More damage to intuition (was RE: [Python-Dev] Comparison of recursive objects)

Tim Peters tim.one@home.com
Sat, 20 Jan 2001 15:10:51 -0500


[Tim]
> ...
> 4. We've again given up on avoiding surprises in *simple* comparisons
>    among builtin types, like (under current CVS):
>
> >>> 1 < [1] < 0L < 1
> 1
> >>> 1 < 1
> 0
> >>>

I really dislike that.  Here's a consequence at a higher level:

N = 5
x = [1 for i in range(N)] + \
    [[1] for i in range(N)] + \
    [0L for i in range(N)]

x.sort()
print x

from random import shuffle
tries = failures = 0
while failures < 5:
    tries += 1
    y = x[:]
    shuffle(y)
    y.sort()
    if x != y:
        print "oops, on try number", tries
        print y
        failures += 1

and here's a typical run (2.1a1):

[1, 1, 1, 1, 1, [1], [1], [1], [1], [1], 0L, 0L, 0L, 0L, 0L]
oops, on try number 3
[0L, 0L, 0L, 0L, 0L, 1, 1, 1, 1, 1, [1], [1], [1], [1], [1]]
oops, on try number 5
[[1], 0L, 0L, 0L, 0L, 0L, 1, 1, 1, 1, 1, [1], [1], [1], [1]]
oops, on try number 6
[0L, 0L, 0L, 0L, 0L, 1, 1, 1, 1, 1, [1], [1], [1], [1], [1]]
oops, on try number 7
[[1], 0L, 0L, 0L, 0L, 0L, 1, 1, 1, 1, 1, [1], [1], [1], [1]]
oops, on try number 8
[0L, 1, 1, 1, 1, 1, [1], [1], [1], [1], [1], 0L, 0L, 0L, 0L]

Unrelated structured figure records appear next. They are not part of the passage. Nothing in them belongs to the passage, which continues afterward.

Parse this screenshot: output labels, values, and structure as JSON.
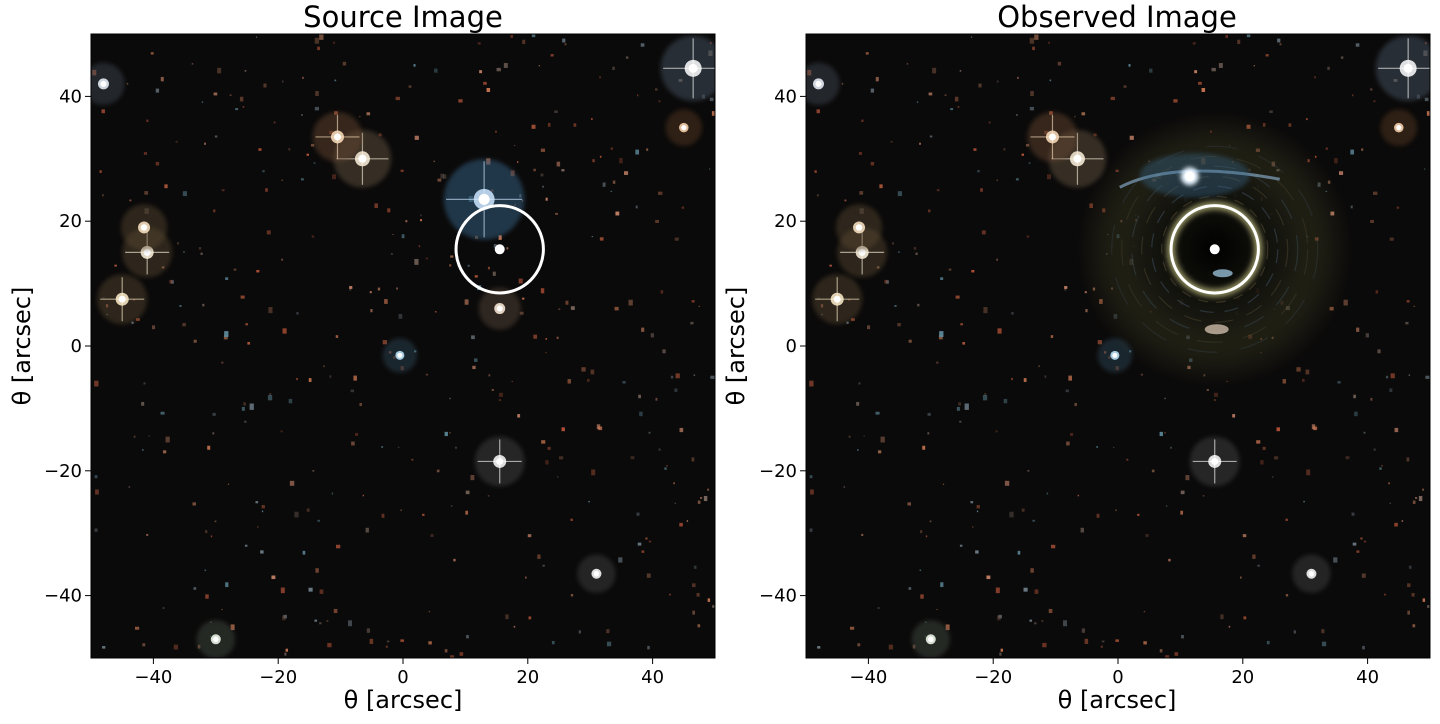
{
  "figure": {
    "panels": [
      {
        "id": "source",
        "title": "Source Image",
        "xlabel": "θ   [arcsec]",
        "ylabel": "θ   [arcsec]",
        "xlim": [
          -50,
          50
        ],
        "ylim": [
          -50,
          50
        ],
        "xticks": [
          -40,
          -20,
          0,
          20,
          40
        ],
        "yticks": [
          -40,
          -20,
          0,
          20,
          40
        ],
        "background": "#0b0a0a",
        "lensed": false,
        "marker": {
          "x": 15.5,
          "y": 15.5,
          "color": "#ffffff"
        },
        "circle": {
          "cx": 15.5,
          "cy": 15.5,
          "r": 7,
          "color": "#ffffff"
        }
      },
      {
        "id": "observed",
        "title": "Observed Image",
        "xlabel": "θ   [arcsec]",
        "ylabel": "θ   [arcsec]",
        "xlim": [
          -50,
          50
        ],
        "ylim": [
          -50,
          50
        ],
        "xticks": [
          -40,
          -20,
          0,
          20,
          40
        ],
        "yticks": [
          -40,
          -20,
          0,
          20,
          40
        ],
        "background": "#0b0a0a",
        "lensed": true,
        "marker": {
          "x": 15.5,
          "y": 15.5,
          "color": "#ffffff"
        },
        "circle": {
          "cx": 15.5,
          "cy": 15.5,
          "r": 7,
          "color": "#ffffff",
          "glow": "#f3f0a0"
        }
      }
    ],
    "bright_stars": [
      {
        "x": 13,
        "y": 23.5,
        "m": 1.6,
        "color": "#cfe8ff",
        "spikes": true,
        "halo": "#3b6e96"
      },
      {
        "x": 46.5,
        "y": 44.5,
        "m": 1.2,
        "color": "#ffffff",
        "spikes": true,
        "halo": "#4a5a6a"
      },
      {
        "x": -6.5,
        "y": 30,
        "m": 1.0,
        "color": "#fff3df",
        "spikes": true,
        "halo": "#6a5a44"
      },
      {
        "x": -10.5,
        "y": 33.5,
        "m": 0.8,
        "color": "#ffe2c0",
        "spikes": true,
        "halo": "#6a4a30"
      },
      {
        "x": -45,
        "y": 7.5,
        "m": 0.8,
        "color": "#fff0cc",
        "spikes": true,
        "halo": "#5a4a30"
      },
      {
        "x": -41,
        "y": 15,
        "m": 0.8,
        "color": "#fff6e0",
        "spikes": true,
        "halo": "#5a4a30"
      },
      {
        "x": -41.5,
        "y": 19,
        "m": 0.7,
        "color": "#ffe7c8",
        "spikes": false,
        "halo": "#5a4a30"
      },
      {
        "x": -48,
        "y": 42,
        "m": 0.6,
        "color": "#eef6ff",
        "spikes": false,
        "halo": "#404a55"
      },
      {
        "x": 15.5,
        "y": -18.5,
        "m": 0.8,
        "color": "#ffffff",
        "spikes": true,
        "halo": "#4a4a4a"
      },
      {
        "x": 15.5,
        "y": 6,
        "m": 0.6,
        "color": "#ffeedd",
        "spikes": false,
        "halo": "#5a4a3a"
      },
      {
        "x": 31,
        "y": -36.5,
        "m": 0.5,
        "color": "#ffffff",
        "spikes": false,
        "halo": "#444444"
      },
      {
        "x": -30,
        "y": -47,
        "m": 0.5,
        "color": "#f5fff0",
        "spikes": false,
        "halo": "#445044"
      },
      {
        "x": -0.5,
        "y": -1.5,
        "m": 0.4,
        "color": "#bfe9ff",
        "spikes": false,
        "halo": "#2e4a5a"
      },
      {
        "x": 45,
        "y": 35,
        "m": 0.45,
        "color": "#ffd8b0",
        "spikes": false,
        "halo": "#5a3a24"
      }
    ],
    "faint_source_count": 420
  }
}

I've often used list.sort() on a heterogeneous list simply to bring the
elements of the same type next to each other.  But as "try number 5" shows,
I can no longer rely on even getting all the lists together.  Indeed,
heterogenous list.sort() has become a very bad (biased and slow)
implementation of random.shuffle() <wink>.

Under 2.0, the program never prints "oops", because the only violations of
transitivity in 2.0's ordering of builtin types were bugs in the
implementation (none of which show up in this simple test case); 2.0's
.sort() *always* produces

[0L, 0L, 0L, 0L, 0L, 1, 1, 1, 1, 1, [1], [1], [1], [1], [1]]

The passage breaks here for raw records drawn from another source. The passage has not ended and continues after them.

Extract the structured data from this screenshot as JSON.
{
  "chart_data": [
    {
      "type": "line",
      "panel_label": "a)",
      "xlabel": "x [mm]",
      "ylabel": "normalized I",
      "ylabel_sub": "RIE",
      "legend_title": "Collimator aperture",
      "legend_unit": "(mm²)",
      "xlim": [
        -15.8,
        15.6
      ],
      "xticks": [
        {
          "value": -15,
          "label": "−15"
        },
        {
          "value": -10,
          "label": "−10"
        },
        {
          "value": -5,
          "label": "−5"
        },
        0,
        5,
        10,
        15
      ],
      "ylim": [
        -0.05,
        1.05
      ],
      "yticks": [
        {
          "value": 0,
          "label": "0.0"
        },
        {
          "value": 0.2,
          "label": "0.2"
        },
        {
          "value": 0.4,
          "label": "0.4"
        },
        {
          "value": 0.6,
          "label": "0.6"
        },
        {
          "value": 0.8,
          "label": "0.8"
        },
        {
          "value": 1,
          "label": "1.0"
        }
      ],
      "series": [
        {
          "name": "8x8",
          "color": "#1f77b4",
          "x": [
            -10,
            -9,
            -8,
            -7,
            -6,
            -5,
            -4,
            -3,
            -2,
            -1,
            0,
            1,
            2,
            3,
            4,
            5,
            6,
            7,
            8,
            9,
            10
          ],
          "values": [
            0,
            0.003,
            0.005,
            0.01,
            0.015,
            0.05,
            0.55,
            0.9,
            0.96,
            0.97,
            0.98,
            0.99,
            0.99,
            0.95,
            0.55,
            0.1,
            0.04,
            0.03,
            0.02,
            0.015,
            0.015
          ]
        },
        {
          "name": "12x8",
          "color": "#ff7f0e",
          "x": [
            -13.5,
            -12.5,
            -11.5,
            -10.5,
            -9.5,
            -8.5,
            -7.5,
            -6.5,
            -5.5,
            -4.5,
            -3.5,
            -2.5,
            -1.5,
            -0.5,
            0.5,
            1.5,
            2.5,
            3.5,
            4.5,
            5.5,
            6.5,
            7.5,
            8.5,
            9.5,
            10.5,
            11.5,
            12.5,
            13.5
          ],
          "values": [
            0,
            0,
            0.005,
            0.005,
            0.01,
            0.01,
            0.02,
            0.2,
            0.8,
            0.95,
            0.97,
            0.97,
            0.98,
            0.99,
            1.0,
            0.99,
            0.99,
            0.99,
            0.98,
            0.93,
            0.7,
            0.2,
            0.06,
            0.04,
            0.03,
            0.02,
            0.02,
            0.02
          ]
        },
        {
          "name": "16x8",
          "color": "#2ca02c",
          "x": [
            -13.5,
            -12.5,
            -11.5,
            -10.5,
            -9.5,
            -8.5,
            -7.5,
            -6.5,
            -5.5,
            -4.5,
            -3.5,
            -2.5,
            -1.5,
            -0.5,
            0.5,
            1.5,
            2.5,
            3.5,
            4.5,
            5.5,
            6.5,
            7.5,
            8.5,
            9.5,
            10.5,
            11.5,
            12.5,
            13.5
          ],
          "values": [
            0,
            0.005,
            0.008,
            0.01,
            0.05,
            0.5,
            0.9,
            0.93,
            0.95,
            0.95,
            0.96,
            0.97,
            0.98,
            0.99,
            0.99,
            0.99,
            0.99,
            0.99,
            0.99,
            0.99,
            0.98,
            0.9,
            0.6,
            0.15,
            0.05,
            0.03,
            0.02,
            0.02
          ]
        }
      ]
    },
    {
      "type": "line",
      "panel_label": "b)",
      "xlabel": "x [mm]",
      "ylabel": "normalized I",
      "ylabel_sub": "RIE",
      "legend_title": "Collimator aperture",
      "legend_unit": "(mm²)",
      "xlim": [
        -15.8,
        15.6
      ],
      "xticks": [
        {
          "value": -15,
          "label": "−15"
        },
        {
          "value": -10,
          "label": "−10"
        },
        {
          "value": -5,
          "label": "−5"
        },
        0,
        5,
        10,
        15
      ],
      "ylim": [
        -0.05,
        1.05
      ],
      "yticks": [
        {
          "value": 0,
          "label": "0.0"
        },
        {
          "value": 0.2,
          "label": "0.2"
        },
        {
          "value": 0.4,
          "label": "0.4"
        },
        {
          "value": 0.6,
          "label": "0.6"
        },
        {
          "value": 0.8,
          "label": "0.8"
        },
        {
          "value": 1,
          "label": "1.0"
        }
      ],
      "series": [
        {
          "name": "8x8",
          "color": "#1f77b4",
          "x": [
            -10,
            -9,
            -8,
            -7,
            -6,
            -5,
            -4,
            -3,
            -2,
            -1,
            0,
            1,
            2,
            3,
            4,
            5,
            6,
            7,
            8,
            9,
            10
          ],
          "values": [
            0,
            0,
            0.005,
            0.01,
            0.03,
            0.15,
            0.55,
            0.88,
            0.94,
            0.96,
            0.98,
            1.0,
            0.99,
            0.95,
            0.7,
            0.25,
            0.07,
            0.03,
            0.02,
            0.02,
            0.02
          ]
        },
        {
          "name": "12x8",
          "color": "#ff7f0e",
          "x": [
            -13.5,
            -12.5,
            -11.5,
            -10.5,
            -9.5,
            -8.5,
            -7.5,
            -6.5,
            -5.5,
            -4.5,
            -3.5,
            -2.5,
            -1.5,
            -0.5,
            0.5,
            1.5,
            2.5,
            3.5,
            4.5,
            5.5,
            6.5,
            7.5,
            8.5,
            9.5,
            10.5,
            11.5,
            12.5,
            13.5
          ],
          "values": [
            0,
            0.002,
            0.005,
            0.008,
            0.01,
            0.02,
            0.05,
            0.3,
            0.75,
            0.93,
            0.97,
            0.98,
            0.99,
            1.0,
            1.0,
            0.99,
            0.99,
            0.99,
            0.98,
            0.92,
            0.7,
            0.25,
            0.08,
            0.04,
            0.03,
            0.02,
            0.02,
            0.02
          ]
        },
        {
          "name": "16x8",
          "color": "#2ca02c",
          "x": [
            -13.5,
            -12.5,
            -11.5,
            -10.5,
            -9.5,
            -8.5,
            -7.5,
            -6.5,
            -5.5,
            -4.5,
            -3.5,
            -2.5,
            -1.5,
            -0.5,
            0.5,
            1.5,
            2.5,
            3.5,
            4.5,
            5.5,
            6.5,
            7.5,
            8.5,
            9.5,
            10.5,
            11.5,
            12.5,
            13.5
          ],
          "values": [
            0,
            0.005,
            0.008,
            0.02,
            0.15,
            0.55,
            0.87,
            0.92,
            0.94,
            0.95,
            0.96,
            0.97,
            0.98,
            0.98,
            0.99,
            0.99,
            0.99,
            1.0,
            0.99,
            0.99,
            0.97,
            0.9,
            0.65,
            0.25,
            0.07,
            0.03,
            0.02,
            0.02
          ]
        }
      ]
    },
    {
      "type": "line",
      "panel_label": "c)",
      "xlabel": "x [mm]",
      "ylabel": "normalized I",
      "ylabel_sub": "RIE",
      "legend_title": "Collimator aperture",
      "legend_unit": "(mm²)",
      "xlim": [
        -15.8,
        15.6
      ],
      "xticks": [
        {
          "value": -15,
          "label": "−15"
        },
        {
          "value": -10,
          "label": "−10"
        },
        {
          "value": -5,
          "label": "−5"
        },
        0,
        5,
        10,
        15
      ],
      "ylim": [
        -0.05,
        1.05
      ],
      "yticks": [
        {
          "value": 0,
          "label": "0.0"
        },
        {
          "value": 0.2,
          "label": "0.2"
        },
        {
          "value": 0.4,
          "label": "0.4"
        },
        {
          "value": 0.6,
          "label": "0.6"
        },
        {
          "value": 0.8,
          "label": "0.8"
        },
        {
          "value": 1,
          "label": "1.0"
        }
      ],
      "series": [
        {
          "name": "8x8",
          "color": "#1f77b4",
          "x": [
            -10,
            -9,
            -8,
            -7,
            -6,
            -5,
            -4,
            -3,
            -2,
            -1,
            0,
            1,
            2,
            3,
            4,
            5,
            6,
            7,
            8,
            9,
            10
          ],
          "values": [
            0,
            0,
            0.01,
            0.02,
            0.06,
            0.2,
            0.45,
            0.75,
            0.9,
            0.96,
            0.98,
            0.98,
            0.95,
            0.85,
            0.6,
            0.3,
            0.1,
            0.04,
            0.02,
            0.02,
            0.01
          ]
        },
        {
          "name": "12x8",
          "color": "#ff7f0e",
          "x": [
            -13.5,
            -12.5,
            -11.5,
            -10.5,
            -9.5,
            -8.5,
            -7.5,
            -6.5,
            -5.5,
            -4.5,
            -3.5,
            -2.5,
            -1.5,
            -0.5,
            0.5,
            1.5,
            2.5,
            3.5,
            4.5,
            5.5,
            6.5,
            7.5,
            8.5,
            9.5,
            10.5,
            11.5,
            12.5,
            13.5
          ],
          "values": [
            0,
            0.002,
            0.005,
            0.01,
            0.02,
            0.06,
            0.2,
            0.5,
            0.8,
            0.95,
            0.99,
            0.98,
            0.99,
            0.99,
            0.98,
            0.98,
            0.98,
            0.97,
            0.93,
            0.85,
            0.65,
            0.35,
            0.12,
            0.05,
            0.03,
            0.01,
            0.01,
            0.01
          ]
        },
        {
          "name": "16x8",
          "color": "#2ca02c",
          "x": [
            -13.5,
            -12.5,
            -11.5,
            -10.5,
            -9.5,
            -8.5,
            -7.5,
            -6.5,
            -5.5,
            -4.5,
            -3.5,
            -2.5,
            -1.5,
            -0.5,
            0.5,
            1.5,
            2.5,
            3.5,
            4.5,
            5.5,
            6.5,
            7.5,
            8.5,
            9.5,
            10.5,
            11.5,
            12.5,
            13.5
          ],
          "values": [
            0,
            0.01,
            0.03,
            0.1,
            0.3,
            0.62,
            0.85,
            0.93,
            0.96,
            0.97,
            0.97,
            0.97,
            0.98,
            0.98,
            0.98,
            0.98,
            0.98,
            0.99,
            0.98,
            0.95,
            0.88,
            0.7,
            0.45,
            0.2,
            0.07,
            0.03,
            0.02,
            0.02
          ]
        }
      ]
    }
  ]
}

The base trick in 2.0 was sound:  when falling back to the "compare by name
of the type" last resort, treat all numeric types as if they had the same
name.

While Python can't enforce that any user-defined __cmp__ is consistent, I
think it should continue to set a good example in the way it implements its
own comparisons.

grumblingly y'rs  - tim